A complete list would be much larger. But no matter the location, the story is the roughly the same: coal fired power plants are running out of room for disposing of their coal ash.

Still, there have been small victories for environmentalists and concerned local citizens. In late May, the EPA decided to oppose a wetlands destruction permit from Louisville Gas & Electric. The company had proposed to store almost 1 million tons of ash along the Ohio River, which, according to the EPA, would have damaged as much as 10 miles of streams, 1.1 acres of wetlands, and .27 acres of ponds within the watershed. This was a bold move for the EPA, which has failed to make a final coal ash rule since it promised to do so just after the Tennessee spill.
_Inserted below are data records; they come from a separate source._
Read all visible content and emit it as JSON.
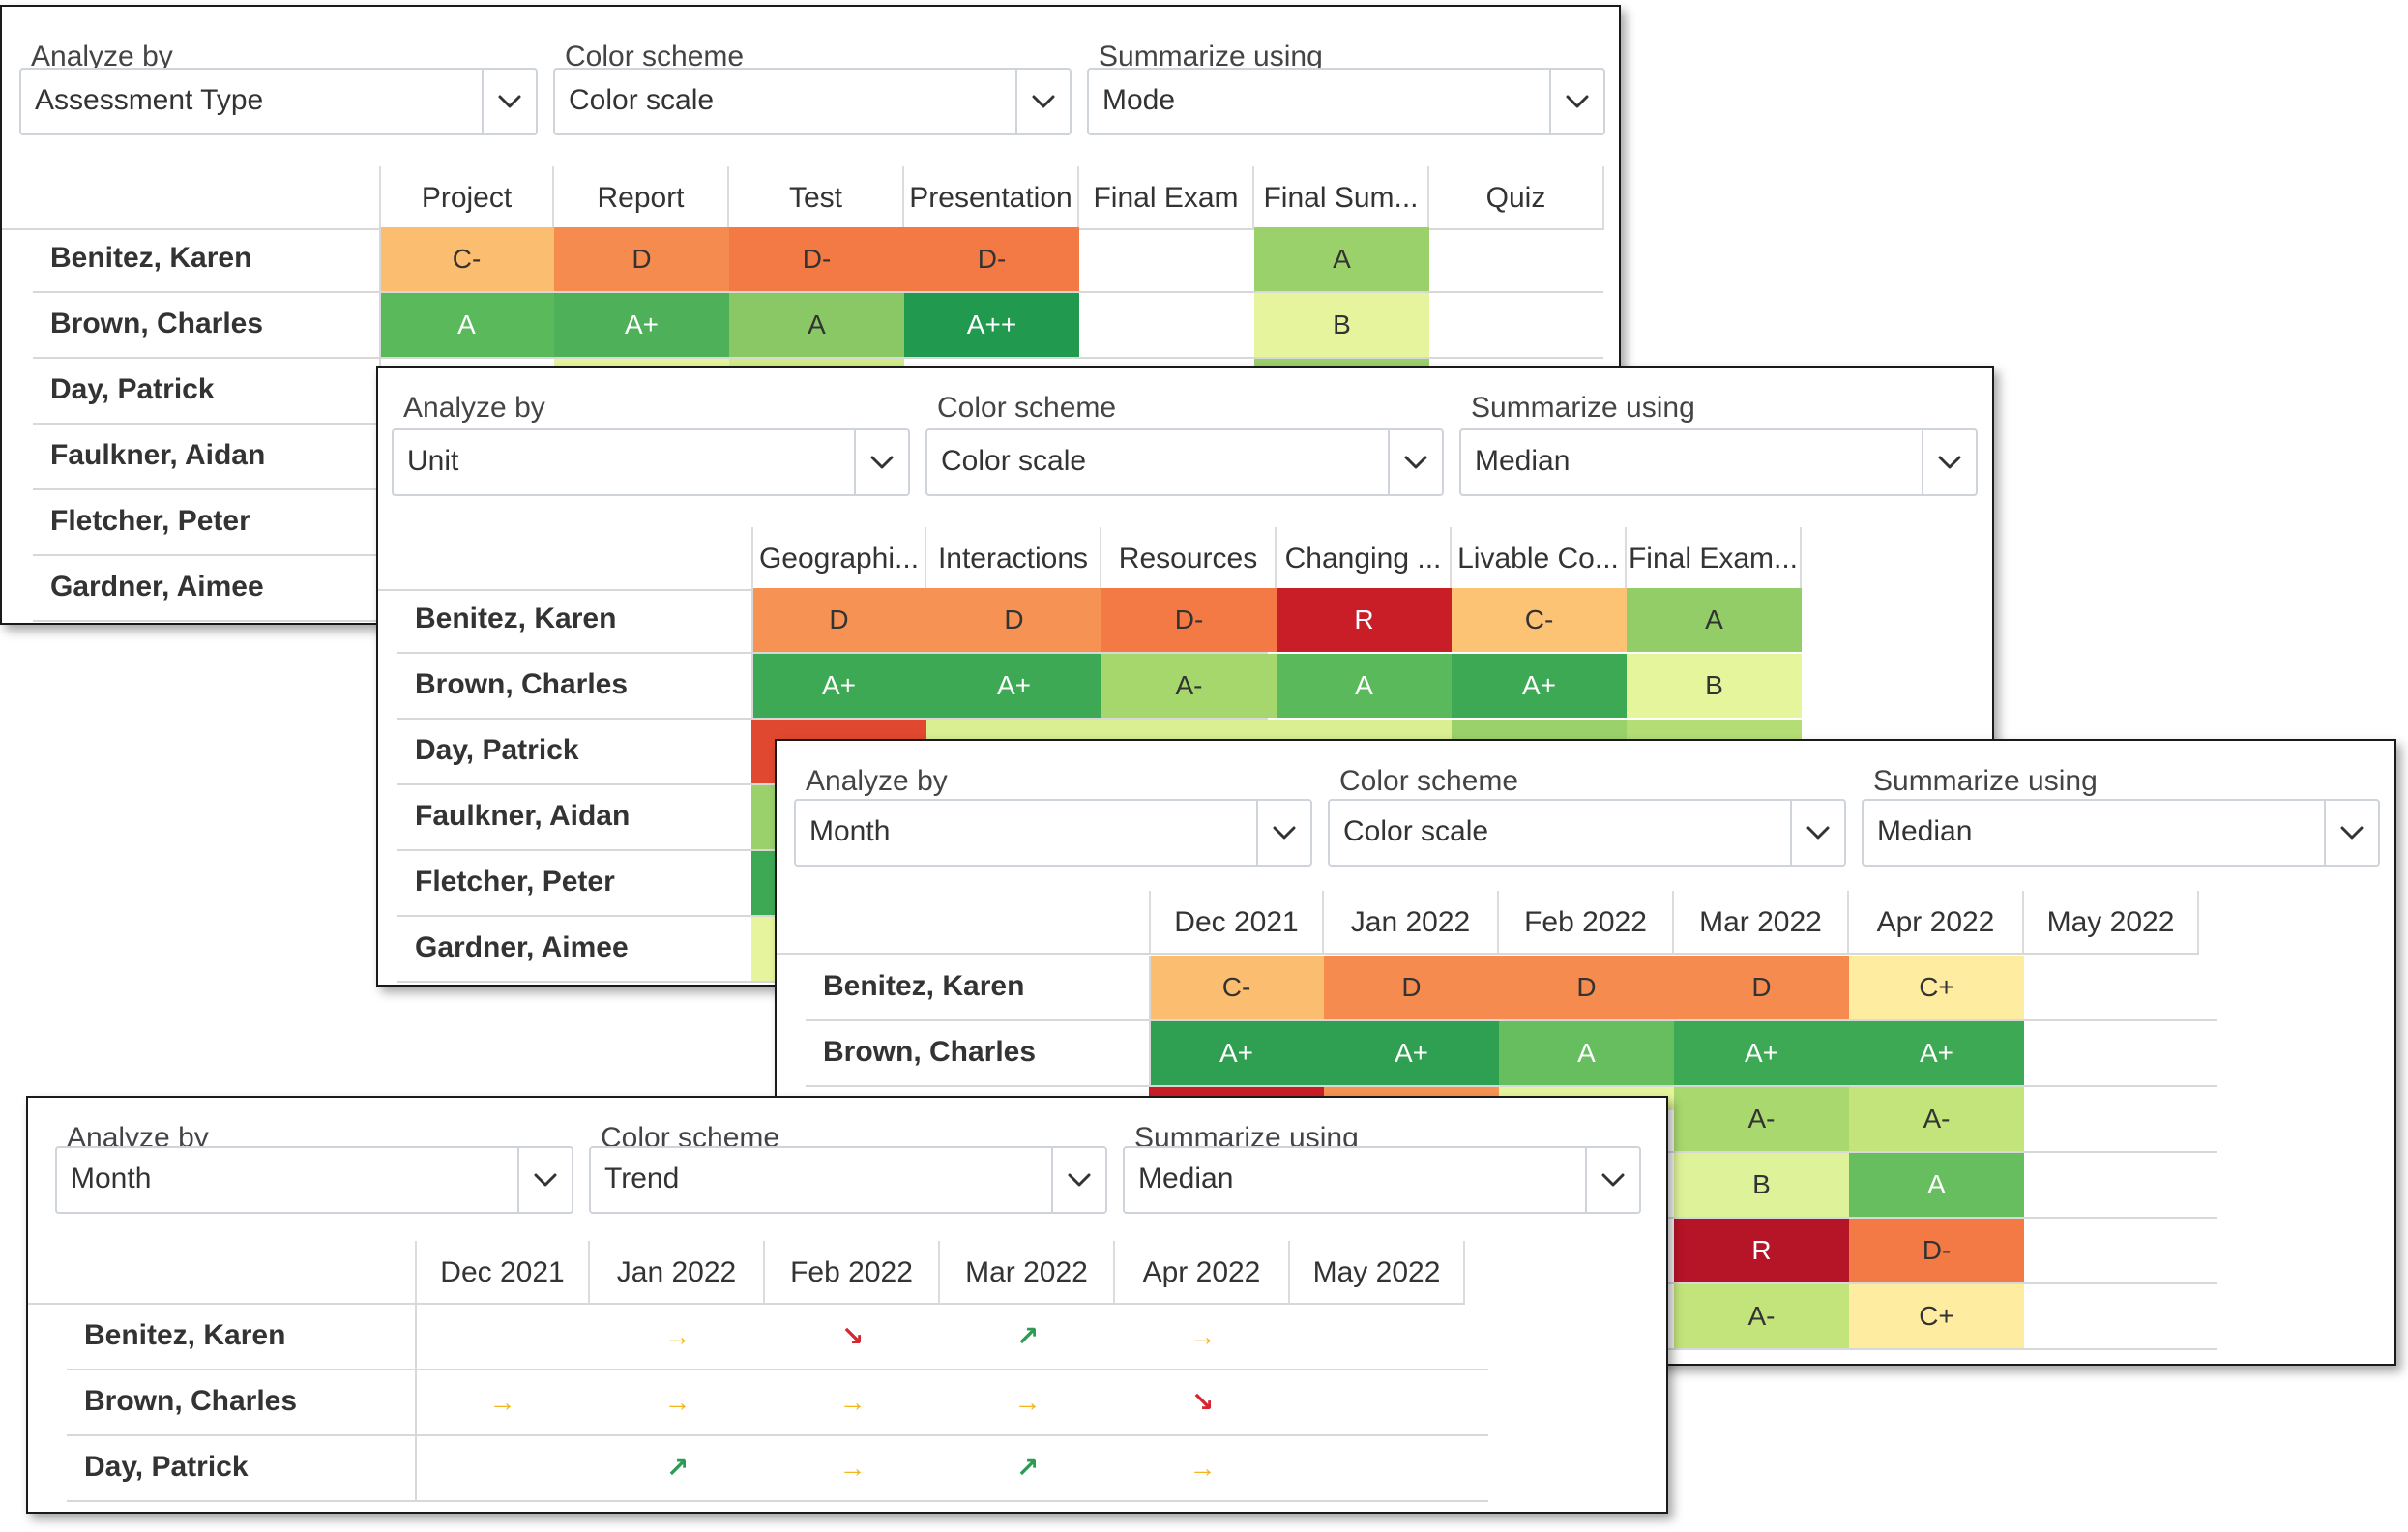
{
  "panels": [
    {
      "analyze_label": "Analyze by",
      "color_label": "Color scheme",
      "summarize_label": "Summarize using",
      "analyze_value": "Assessment Type",
      "color_value": "Color scale",
      "summarize_value": "Mode",
      "columns": [
        "Project",
        "Report",
        "Test",
        "Presentation",
        "Final Exam",
        "Final Sum...",
        "Quiz"
      ],
      "rows": [
        {
          "name": "Benitez, Karen",
          "cells": [
            {
              "text": "C-",
              "color": "#fbbd6f"
            },
            {
              "text": "D",
              "color": "#f58b4f"
            },
            {
              "text": "D-",
              "color": "#f47a45"
            },
            {
              "text": "D-",
              "color": "#f47a45"
            },
            {
              "text": "",
              "color": ""
            },
            {
              "text": "A",
              "color": "#9bd16b"
            },
            {
              "text": "",
              "color": ""
            }
          ]
        },
        {
          "name": "Brown, Charles",
          "cells": [
            {
              "text": "A",
              "color": "#5ab95b"
            },
            {
              "text": "A+",
              "color": "#4eb15a"
            },
            {
              "text": "A",
              "color": "#8ac865"
            },
            {
              "text": "A++",
              "color": "#219a4f"
            },
            {
              "text": "",
              "color": ""
            },
            {
              "text": "B",
              "color": "#e6f59d"
            },
            {
              "text": "",
              "color": ""
            }
          ]
        },
        {
          "name": "Day, Patrick",
          "cells": []
        },
        {
          "name": "Faulkner, Aidan",
          "cells": []
        },
        {
          "name": "Fletcher, Peter",
          "cells": []
        },
        {
          "name": "Gardner, Aimee",
          "cells": []
        }
      ]
    },
    {
      "analyze_label": "Analyze by",
      "color_label": "Color scheme",
      "summarize_label": "Summarize using",
      "analyze_value": "Unit",
      "color_value": "Color scale",
      "summarize_value": "Median",
      "columns": [
        "Geographi...",
        "Interactions",
        "Resources",
        "Changing ...",
        "Livable Co...",
        "Final Exam..."
      ],
      "rows": [
        {
          "name": "Benitez, Karen",
          "cells": [
            {
              "text": "D",
              "color": "#f69354"
            },
            {
              "text": "D",
              "color": "#f69354"
            },
            {
              "text": "D-",
              "color": "#f47a45"
            },
            {
              "text": "R",
              "color": "#c91e27"
            },
            {
              "text": "C-",
              "color": "#fdc374"
            },
            {
              "text": "A",
              "color": "#93cd67"
            }
          ]
        },
        {
          "name": "Brown, Charles",
          "cells": [
            {
              "text": "A+",
              "color": "#3ea955"
            },
            {
              "text": "A+",
              "color": "#3ea955"
            },
            {
              "text": "A-",
              "color": "#a6d76d"
            },
            {
              "text": "A",
              "color": "#5ab95b"
            },
            {
              "text": "A+",
              "color": "#3ea955"
            },
            {
              "text": "B",
              "color": "#e4f59b"
            }
          ]
        },
        {
          "name": "Day, Patrick",
          "cells": []
        },
        {
          "name": "Faulkner, Aidan",
          "cells": []
        },
        {
          "name": "Fletcher, Peter",
          "cells": []
        },
        {
          "name": "Gardner, Aimee",
          "cells": []
        }
      ]
    },
    {
      "analyze_label": "Analyze by",
      "color_label": "Color scheme",
      "summarize_label": "Summarize using",
      "analyze_value": "Month",
      "color_value": "Color scale",
      "summarize_value": "Median",
      "columns": [
        "Dec 2021",
        "Jan 2022",
        "Feb 2022",
        "Mar 2022",
        "Apr 2022",
        "May 2022"
      ],
      "rows": [
        {
          "name": "Benitez, Karen",
          "cells": [
            {
              "text": "C-",
              "color": "#fbbd6f"
            },
            {
              "text": "D",
              "color": "#f58b4f"
            },
            {
              "text": "D",
              "color": "#f58b4f"
            },
            {
              "text": "D",
              "color": "#f58b4f"
            },
            {
              "text": "C+",
              "color": "#feeca0"
            },
            {
              "text": "",
              "color": ""
            }
          ]
        },
        {
          "name": "Brown, Charles",
          "cells": [
            {
              "text": "A+",
              "color": "#2f9f52"
            },
            {
              "text": "A+",
              "color": "#2f9f52"
            },
            {
              "text": "A",
              "color": "#66be5e"
            },
            {
              "text": "A+",
              "color": "#3ea955"
            },
            {
              "text": "A+",
              "color": "#3ea955"
            },
            {
              "text": "",
              "color": ""
            }
          ]
        },
        {
          "name": "",
          "cells": [
            {
              "text": "",
              "color": ""
            },
            {
              "text": "",
              "color": ""
            },
            {
              "text": "",
              "color": ""
            },
            {
              "text": "A-",
              "color": "#a8d86e"
            },
            {
              "text": "A-",
              "color": "#c3e47b"
            },
            {
              "text": "",
              "color": ""
            }
          ]
        },
        {
          "name": "",
          "cells": [
            {
              "text": "",
              "color": ""
            },
            {
              "text": "",
              "color": ""
            },
            {
              "text": "",
              "color": ""
            },
            {
              "text": "B",
              "color": "#def29a"
            },
            {
              "text": "A",
              "color": "#66be5e"
            },
            {
              "text": "",
              "color": ""
            }
          ]
        },
        {
          "name": "",
          "cells": [
            {
              "text": "",
              "color": ""
            },
            {
              "text": "",
              "color": ""
            },
            {
              "text": "",
              "color": ""
            },
            {
              "text": "R",
              "color": "#b61427"
            },
            {
              "text": "D-",
              "color": "#f47a45"
            },
            {
              "text": "",
              "color": ""
            }
          ]
        },
        {
          "name": "",
          "cells": [
            {
              "text": "",
              "color": ""
            },
            {
              "text": "",
              "color": ""
            },
            {
              "text": "",
              "color": ""
            },
            {
              "text": "A-",
              "color": "#c3e47b"
            },
            {
              "text": "C+",
              "color": "#feeca0"
            },
            {
              "text": "",
              "color": ""
            }
          ]
        }
      ]
    },
    {
      "analyze_label": "Analyze by",
      "color_label": "Color scheme",
      "summarize_label": "Summarize using",
      "analyze_value": "Month",
      "color_value": "Trend",
      "summarize_value": "Median",
      "columns": [
        "Dec 2021",
        "Jan 2022",
        "Feb 2022",
        "Mar 2022",
        "Apr 2022",
        "May 2022"
      ],
      "rows": [
        {
          "name": "Benitez, Karen",
          "trends": [
            "",
            "flat",
            "down",
            "up",
            "flat",
            ""
          ]
        },
        {
          "name": "Brown, Charles",
          "trends": [
            "flat",
            "flat",
            "flat",
            "flat",
            "down",
            ""
          ]
        },
        {
          "name": "Day, Patrick",
          "trends": [
            "",
            "up",
            "flat",
            "up",
            "flat",
            ""
          ]
        }
      ]
    }
  ],
  "trend_glyphs": {
    "flat": "→",
    "up": "↗",
    "down": "↘"
  },
  "trend_colors": {
    "flat": "#f2b51c",
    "up": "#2e9b55",
    "down": "#d7262e"
  },
  "partial_colors": {
    "panel1_row3": [
      "",
      "#e6f59d",
      "#d3ec8a",
      "",
      "",
      "#9bd16b",
      ""
    ],
    "panel2_row3": [
      "#e0482f",
      "#d9ef91",
      "#d9ef91",
      "#d9ef91",
      "#9bd16b",
      "#b4dd76"
    ],
    "panel2_left_strip": [
      "#e0482f",
      "#9bd16b",
      "#3ea955",
      "#e6f59d"
    ],
    "panel3_row3": [
      "#c91e27",
      "#f69354",
      "#e6f59d"
    ],
    "panel3_left_strip": [
      "#f47a45",
      "#f47a45",
      "#f47a45",
      "#e6f59d"
    ]
  },
  "icons": {
    "dropdown": "chevron-down-icon"
  }
}
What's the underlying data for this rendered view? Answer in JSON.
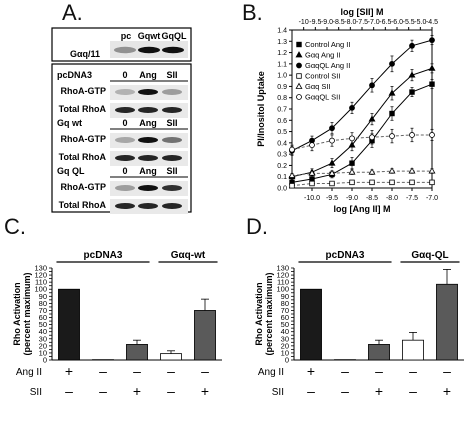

Back in Tennessee, residents of Claxton are moving out of the homes they’ve sold to TVA. The local newspaper said they are “now resigned to what seems inevitable,” although the majority of the community strongly opposed the expansion in the beginning.

As Big Coal makes its final push to extract and burn every last bit of the energy source that powered the Industrial Revolution, David Hall’s cabin remains. Sitting in a rocking chair on the centuries-old front porch, one can see the smoke stacks of the Bull Run coal plant. The cabin, then, is both pre- and post-industrial, conjuring notions of the Romantic, the hand-built, the rustic, as well as of the ruin of the fossil fuel era, where a lone home will sit among the ashes.